I’ve argued in previous columns that the government should consider temporary measures to prevent some of these deals from happening. Last year and again last month, the Treasury Department issued new rules intended to curb these so-called inversion deals. Still, there are ways for companies to bypass these rules, as the structure of the Pfizer-Allergan merger demonstrated. (The combination is not technically structured as an inversion, though it achieves the same goal of securing a lower tax rate overseas.)
“Our actions can only slow the pace of these transactions,” Treasury Secretary Jacob J. Lew said last month after introducing new rules to curb inversions. “Only legislation can decisively stop them.”
There are all sorts of ideas percolating around Washington about how it could make it less attractive for drug companies like Pfizer to leave the United States, some more outlandish than others, but virtually all require being more protectionist and less open. For example, one idea making the rounds would be for Medicare or Medicaid to favor buying domestic drugs over foreign ones. Another would give domestic drug companies priority in the Food and Drug Administration approval process. All those punitive steps might work in the short term, but they would create their own complications and unintended consequences.
The only way to end the inversion craze, or whatever tax avoidance plan comes next, is to comprehensively reform the corporate tax code.
Does that mean companies’ tax rates will most likely fall? Yes. President Obama has long pushed for a simplified tax code that lowers corporate tax rates with fewer brackets, while cutting unfair tax breaks and loopholes.

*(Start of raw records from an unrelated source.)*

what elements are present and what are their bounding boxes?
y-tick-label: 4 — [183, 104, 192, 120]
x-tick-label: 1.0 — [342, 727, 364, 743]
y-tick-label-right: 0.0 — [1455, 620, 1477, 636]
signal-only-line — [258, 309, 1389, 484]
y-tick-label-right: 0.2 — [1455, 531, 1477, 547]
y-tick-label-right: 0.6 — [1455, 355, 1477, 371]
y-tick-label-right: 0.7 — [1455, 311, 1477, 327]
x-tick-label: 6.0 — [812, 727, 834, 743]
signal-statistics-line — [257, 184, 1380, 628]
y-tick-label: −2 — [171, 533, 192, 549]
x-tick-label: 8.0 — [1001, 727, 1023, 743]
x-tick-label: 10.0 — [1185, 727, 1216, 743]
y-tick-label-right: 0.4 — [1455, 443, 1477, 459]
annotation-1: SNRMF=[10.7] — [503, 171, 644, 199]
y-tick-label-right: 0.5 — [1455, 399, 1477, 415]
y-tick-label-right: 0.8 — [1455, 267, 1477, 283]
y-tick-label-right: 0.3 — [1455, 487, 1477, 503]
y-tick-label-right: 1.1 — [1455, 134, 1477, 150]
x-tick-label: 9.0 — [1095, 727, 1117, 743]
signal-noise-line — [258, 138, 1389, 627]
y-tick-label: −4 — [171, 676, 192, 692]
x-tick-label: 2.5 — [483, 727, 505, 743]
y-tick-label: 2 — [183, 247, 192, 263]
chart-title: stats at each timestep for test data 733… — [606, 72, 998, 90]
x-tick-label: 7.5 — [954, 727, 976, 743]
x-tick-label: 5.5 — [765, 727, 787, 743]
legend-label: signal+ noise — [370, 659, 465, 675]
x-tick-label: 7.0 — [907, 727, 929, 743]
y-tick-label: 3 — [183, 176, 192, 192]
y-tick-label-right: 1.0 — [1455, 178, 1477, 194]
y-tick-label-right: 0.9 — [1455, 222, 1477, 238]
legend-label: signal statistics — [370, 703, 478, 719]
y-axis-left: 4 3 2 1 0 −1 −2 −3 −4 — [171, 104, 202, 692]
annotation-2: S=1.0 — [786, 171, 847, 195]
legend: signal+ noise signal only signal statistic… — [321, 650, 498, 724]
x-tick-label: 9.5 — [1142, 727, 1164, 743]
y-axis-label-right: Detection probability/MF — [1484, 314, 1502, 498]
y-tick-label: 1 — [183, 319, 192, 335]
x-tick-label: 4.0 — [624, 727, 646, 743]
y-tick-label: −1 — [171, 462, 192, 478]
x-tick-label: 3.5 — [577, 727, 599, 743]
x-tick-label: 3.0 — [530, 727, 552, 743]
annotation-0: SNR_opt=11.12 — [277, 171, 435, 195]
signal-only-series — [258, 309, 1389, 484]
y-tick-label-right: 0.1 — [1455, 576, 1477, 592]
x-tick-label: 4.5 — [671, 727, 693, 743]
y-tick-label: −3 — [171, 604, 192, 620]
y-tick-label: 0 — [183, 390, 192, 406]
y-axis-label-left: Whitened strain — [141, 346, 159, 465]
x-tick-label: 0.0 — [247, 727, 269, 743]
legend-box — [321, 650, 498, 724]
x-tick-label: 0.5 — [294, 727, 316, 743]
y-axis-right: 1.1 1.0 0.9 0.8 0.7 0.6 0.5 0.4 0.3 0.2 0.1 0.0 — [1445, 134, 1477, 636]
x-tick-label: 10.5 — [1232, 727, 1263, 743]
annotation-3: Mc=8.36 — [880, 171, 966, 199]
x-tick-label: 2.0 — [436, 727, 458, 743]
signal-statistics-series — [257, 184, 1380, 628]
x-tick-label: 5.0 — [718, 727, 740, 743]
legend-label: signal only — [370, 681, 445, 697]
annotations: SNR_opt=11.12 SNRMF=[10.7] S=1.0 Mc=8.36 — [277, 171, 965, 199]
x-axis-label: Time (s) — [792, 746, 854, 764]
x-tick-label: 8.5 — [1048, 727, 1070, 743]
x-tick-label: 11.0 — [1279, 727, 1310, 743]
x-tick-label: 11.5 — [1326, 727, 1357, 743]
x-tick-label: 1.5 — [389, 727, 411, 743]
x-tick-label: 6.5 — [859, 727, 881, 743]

The White House, on its website, says, “Our system has one of the highest statutory tax rates among developed countries to generate about the same amount of corporate tax revenue as our developed country partners as a share of our economy; this, in turn, hurts our competitiveness in the world economy.”
Tax rates will most likely always be marginally higher in the United States than elsewhere, as they should be given the benefits accorded companies based here. But the gap between rates here and other developed countries cannot be so large that it drives American companies overseas.